The Struggle is Real

Ahhh ... life's little dilemmas. How to stay on a diet when one has company? 


Obviously you don't use the excuse of company to pig out while they're staying with you. One must maintain discipline and self-control. But there are meals to make that will please your visitors like Jacques Pepin's creamy Chicken Pot Pie, cheesy potatoes and Sour Cream Chicken Enchiladas. And nothing goes with Steak like homemade French Fries! They are a must! You simply cannot disappoint your guests and feed them boring health food. And you can't let them eat alone either. That would be so rude. Nor can you eat a salad while they scarf down immeasurable calories. This would make them feel uncomfortable and good manners are all about making others feel comfortable, right? Can I get a witness?


And no visit would be complete without homemade bread and cinnamon rolls. These are actual basic staples that no good hostess would be without  and I'm nothing if not a good hostess. 


And one must have plentiful desserts around. These people are on their vacation! They need to be treated well and spoiled rotten! And if you don't join them in a bite or two of tart Huckleberry Pie or Double Chocolate Brownies with Coffee Ice Cream or yummy Blackberry Cobbler they will be hurt. One cannot make their guests feel like piglets. 


And once your guests leave, THEN there's the issue of leftover food! There are bananas to be eaten! Pie left over! Enchiladas still in the fridge!  One absolutely cannot let these go to waste. And some things just don't freeze well. Yes you can stick bananas in the freezer "for smoothies later" but does anyone ever really remember these hard, brown, shriveled, frozen things in the back of their freezer?? I think not! They will end up being thrown away anyway so one simply must do what one can now. The dogs don't like bananas so even though peanut butter banana sandwiches fried in butter and covered in honey isn't quite on my paleo diet, I will make the sacrifice and do the right thing by having one so as not to add to the terrible plague of food-wasting. This goes for the leftover huckleberry pie and the enchiladas as well. It's my duty.


But even with ALL my impressive self-control, I still cannot figure out why I gain weight when we have people here! It is such a mystery! πŸ€”



Monday, July 5, 2021

I'm Published!!!

 I'm finally published y'all! The book is available on Kindle right now. The paperback will be available in a few weeks. Whoop!! 😁



Sunday, July 4, 2021

The Initiation

I played a trick on my little sister a few years ago that still makes me laugh out loud. I crack myself up.


We had just moved to our Montana mountaintop home the year before and my younger sister Lauri came for a visit. First, let me paint a picture for you of my sister. She is nothing like me. She's a real city girl. She likes expensive clothes, nice cars and take out food. She's a successful, professional, business woman, who works for a big pharmaceutical company. She looks like a Barbie doll - blonde, about 5'6", a size two and boobs big enough that always make me wonder how she doesn't just topple right over.
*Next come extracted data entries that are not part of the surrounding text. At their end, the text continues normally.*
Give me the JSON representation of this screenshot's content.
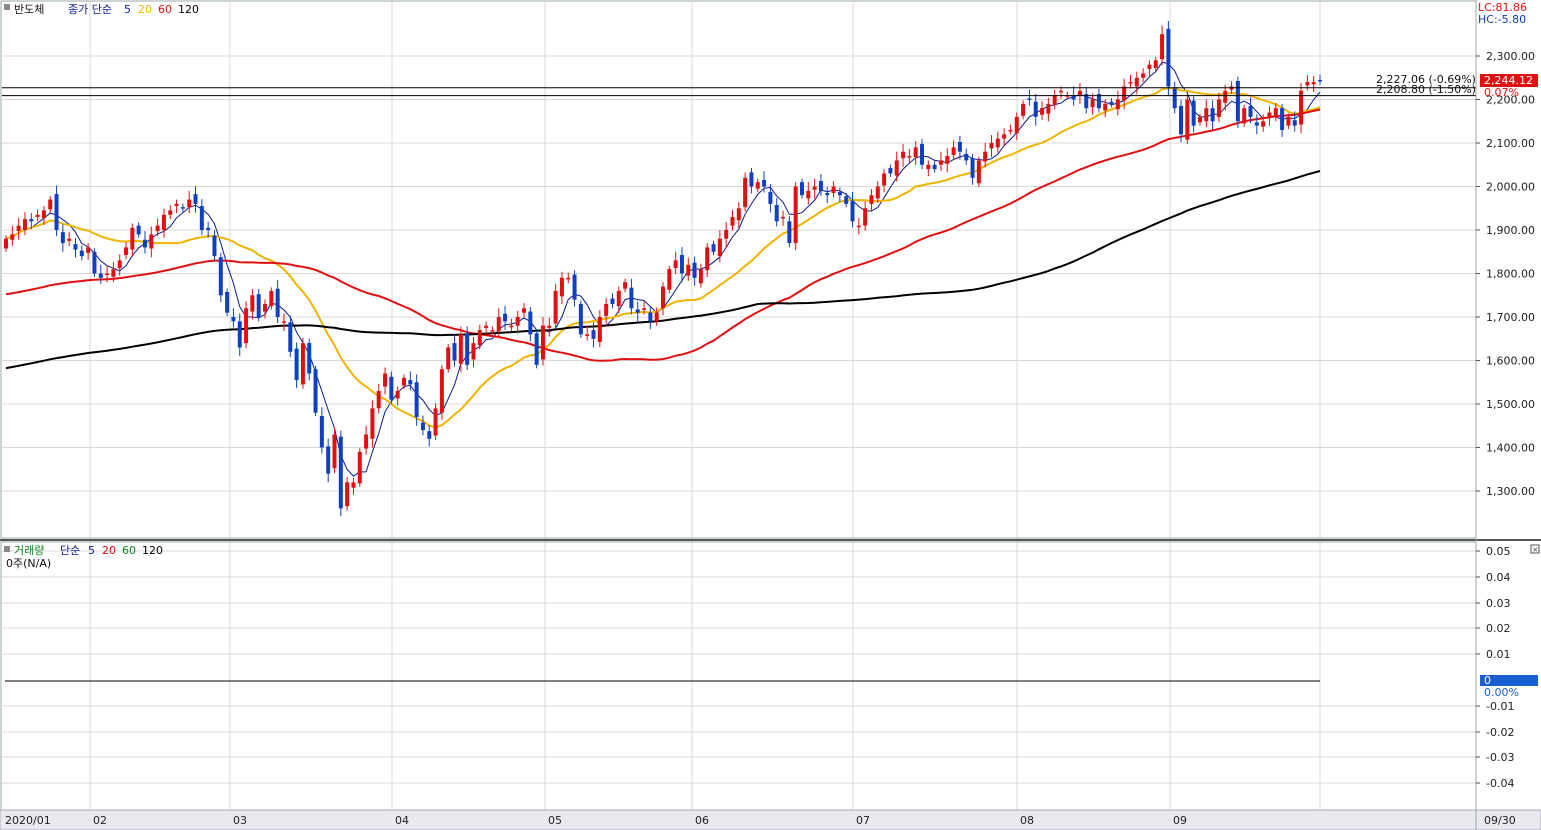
{
  "price_panel": {
    "name": "반도체",
    "ma_label": "종가 단순",
    "ma_periods": [
      "5",
      "20",
      "60",
      "120"
    ],
    "ma_colors": [
      "#0a1a8c",
      "#f0b400",
      "#e01010",
      "#000000"
    ],
    "lc_label": "LC:81.86",
    "hc_label": "HC:-5.80",
    "current_value": "2,244.12",
    "pct_label": "0.07%",
    "hline1_label": "2,227.06 (-0.69%)",
    "hline2_label": "2,208.80 (-1.50%)",
    "y_ticks": [
      "2,300.00",
      "2,200.00",
      "2,100.00",
      "2,000.00",
      "1,900.00",
      "1,800.00",
      "1,700.00",
      "1,600.00",
      "1,500.00",
      "1,400.00",
      "1,300.00"
    ]
  },
  "volume_panel": {
    "name": "거래량",
    "ma_label": "단순",
    "ma_periods": [
      "5",
      "20",
      "60",
      "120"
    ],
    "ma_colors": [
      "#0a1a8c",
      "#e01010",
      "#0a8a20",
      "#000000"
    ],
    "value_label": "0주(N/A)",
    "current_value": "0",
    "pct_label": "0.00%",
    "y_ticks": [
      "0.05",
      "0.04",
      "0.03",
      "0.02",
      "0.01",
      "-0.01",
      "-0.02",
      "-0.03",
      "-0.04"
    ]
  },
  "x_axis": {
    "labels": [
      "2020/01",
      "02",
      "03",
      "04",
      "05",
      "06",
      "07",
      "08",
      "09"
    ],
    "end_label": "09/30"
  },
  "colors": {
    "up": "#e01010",
    "down": "#1040c0",
    "grid": "#d8d8d8",
    "current_bg": "#e01010",
    "volume_current_bg": "#1a5fd0"
  },
  "chart_data": {
    "type": "candlestick",
    "title": "반도체",
    "x_range": [
      "2020/01",
      "09/30"
    ],
    "y_range": [
      1230,
      2380
    ],
    "reference_lines": [
      2227.06,
      2208.8
    ],
    "close": [
      1880,
      1890,
      1910,
      1925,
      1920,
      1935,
      1945,
      1970,
      1900,
      1870,
      1880,
      1855,
      1840,
      1860,
      1800,
      1790,
      1800,
      1810,
      1830,
      1860,
      1905,
      1890,
      1860,
      1890,
      1910,
      1935,
      1945,
      1960,
      1950,
      1970,
      1960,
      1900,
      1900,
      1840,
      1750,
      1710,
      1690,
      1630,
      1720,
      1750,
      1700,
      1730,
      1760,
      1700,
      1690,
      1620,
      1555,
      1640,
      1570,
      1480,
      1400,
      1340,
      1430,
      1260,
      1320,
      1320,
      1390,
      1430,
      1490,
      1530,
      1570,
      1510,
      1530,
      1560,
      1545,
      1470,
      1440,
      1420,
      1490,
      1580,
      1630,
      1600,
      1660,
      1590,
      1640,
      1670,
      1680,
      1670,
      1700,
      1690,
      1680,
      1700,
      1720,
      1660,
      1590,
      1680,
      1680,
      1760,
      1790,
      1790,
      1740,
      1660,
      1660,
      1650,
      1700,
      1730,
      1730,
      1760,
      1780,
      1720,
      1710,
      1720,
      1690,
      1710,
      1770,
      1810,
      1830,
      1800,
      1820,
      1790,
      1810,
      1860,
      1850,
      1880,
      1900,
      1930,
      1950,
      2020,
      2000,
      2010,
      2000,
      1960,
      1920,
      1930,
      1870,
      2000,
      1980,
      1990,
      2000,
      1990,
      1980,
      2000,
      1980,
      1960,
      1920,
      1910,
      1950,
      1980,
      2000,
      2030,
      2030,
      2060,
      2080,
      2070,
      2090,
      2050,
      2050,
      2040,
      2060,
      2070,
      2090,
      2080,
      2060,
      2020,
      2060,
      2080,
      2100,
      2110,
      2120,
      2130,
      2160,
      2190,
      2200,
      2160,
      2180,
      2190,
      2210,
      2220,
      2210,
      2200,
      2220,
      2180,
      2200,
      2180,
      2190,
      2190,
      2200,
      2230,
      2240,
      2250,
      2260,
      2280,
      2290,
      2350,
      2230,
      2180,
      2120,
      2200,
      2140,
      2160,
      2180,
      2150,
      2200,
      2220,
      2230,
      2150,
      2180,
      2160,
      2140,
      2150,
      2170,
      2180,
      2130,
      2160,
      2140,
      2220,
      2240,
      2240,
      2244
    ],
    "series": [
      {
        "name": "5"
      },
      {
        "name": "20"
      },
      {
        "name": "60"
      },
      {
        "name": "120"
      }
    ]
  }
}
She may have been 49 at the time but she looked 30. And even if she's not my favorite sister (oh please, don't even pretend you don't have favorites), she's really funny. 


Now my sister may have been a city girl but she was a real trooper. She handled all of the inconveniences of our off grid life very well. But still... she was such a fish out of water here. When we took walks, she insisted on carrying my big shotgun and spent the entire walk looking behind us for the bear or mountain lion that she KNEW was coming to eat us. And she wouldn't go anywhere by herself. She thought our mountaintop place was beautiful but it was really scary to her. She couldn't believe that I wasn't afraid to live here.


While Lauri was visiting, our bestest mountain neighbors Tim and Sue invited us all down to their little cabin in the woods for a get together, which we gladly accepted. 


As we drove down the mountain, on the curvy road in the trees, husband Butch driving, Lauri in the front seat as the Guest of Honor gabbing away, me in the backseat being ignored and all, I decided to play a trick on her making her think she was about to have to do something horrible. I was hoping Butch would just go along with it. 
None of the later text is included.